Aldatılma travmasını yaşadıktan sonra ilerlemek, deneyimden ders almayı ve iyileşme yoluna girmeyi içerir. Aldatılmanın kişinin değerinin veya arzu edilirliğinin bir yansıması olmadığını anlamak önemlidir. İyileşmeye giden yol, sınırları belirlemeyi, öz saygıyı yeniden inşa etmeyi ve ilişkilerde güveni kademeli olarak yeniden tesis etmeyi içerebilir. Deneyimlerden ders almak aynı zamanda gelecekteki ilişkilerdeki tehlike işaretlerini tanımak ve aldatmaya yol açabilecek dinamikleri anlamak anlamına da gelir. Bu yolculuk son derece kişiseldir ve zaman alabilir, ancak daha güçlü ve daha dirençli çıkmak mümkündür. İlerlemek, kişinin hayatını geri kazanması ve ihanetin gölgesinin ötesinde mutluluğu yeniden bulması ile ilgilidir.
Aldatılma travması yaşayan bireylerde terapi sürecinde en sık kullanılan yöntemlerden biri EMDR’dır.
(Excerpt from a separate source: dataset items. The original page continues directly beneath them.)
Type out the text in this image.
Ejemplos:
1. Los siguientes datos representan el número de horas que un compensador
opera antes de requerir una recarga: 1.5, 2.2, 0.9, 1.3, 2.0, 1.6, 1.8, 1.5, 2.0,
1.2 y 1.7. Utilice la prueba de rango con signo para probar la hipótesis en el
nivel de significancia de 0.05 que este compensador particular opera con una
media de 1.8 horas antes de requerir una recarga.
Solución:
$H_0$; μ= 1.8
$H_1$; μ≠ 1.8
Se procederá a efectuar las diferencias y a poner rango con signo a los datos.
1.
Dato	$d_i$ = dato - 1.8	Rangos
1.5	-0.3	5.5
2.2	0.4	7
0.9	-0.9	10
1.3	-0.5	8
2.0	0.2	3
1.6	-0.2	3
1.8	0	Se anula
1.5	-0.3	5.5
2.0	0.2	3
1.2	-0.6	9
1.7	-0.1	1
EMDR terapi tekniğinin genel olarak en sık kullanıldığı yer de aldatılma konusudur. Aldatılma sonrası kişide ortaya çıkan duygu ve düşünceleri duyarsızlaştırmayı ve aldatılma konusunda kişinin zihninde varolan işlevsiz düşünceleri değiştirmeyi hedeflemektedir.

Duygularınızı Başkalarıyla Paylaşın. Yalnız Değilsiniz…
Yaşadığınız olaylar sizi çok yaralamış olabilir ve kendinizi utanç içinde hissediyor olabilirsiniz. Bu yüzden yaşadıklarınızı bir başkasıyla paylaşmak sizin için zorlayıcı olabilir; ancak sevdiğiniz ve güvendiğiniz kişilerle duygularınızı paylaşmanız size mutlaka iyi hissettirecektir. Eğer tanıdığınız kişilerle duygularınızı paylaşmakta çok fazla zorlanıyorsanız bunun için bir profesyonelden destek alabilirsiniz. Terapistiniz yaşadıklarınızı ve hissettiklerinizi doğru bir şekilde anlamlandırmanıza yardımcı olacaktır.
Hayatınıza Kaldığı Yerden Devam Etmeye Çaba Harcayın
Basit ve geçersiz bir öneri gibi geliyor olabilir ancak şunu unutmamalısınız: Tüm duygular insanlar içindir. Mutluluk, sevilmek, başarı, hayal kırıklığı, hüzün… Elbette olumsuz duygularla baş etmeye çabalarken, kendinize o duyguyu yaşamak için zaman ayırmalısınız; ancak bu zaman diliminden sonra hayatınıza kaldığınız yerden devam edebilmeniz gerekir. Hangi duygu ile baş etmeye çalışıyor olursanız olun, o duygunun sizden daha güçlü olmadığını aklınızdan çıkarmamalısınız. Duygularınız sizi değil siz duygularınızı yönetebilmelisiniz.
Daha önce bahsi geçen ruhsal sorunlar, çözümü olmayan ve ömür boyu sizinle kalacak sorunlar değildir. Bu yüzden umutsuzluğa kapılmamalısınız. Aldatılmak yıkıcı bir deneyimdir. Bu yüzden iyileşmek zor olabilir ve zaman alabilir. Bu süreçte kendinize baskı yapmamalısınız. İyileşmek ve hayata dönmek için kendinize yeteri kadar zaman tanıdığınızdan emin olun.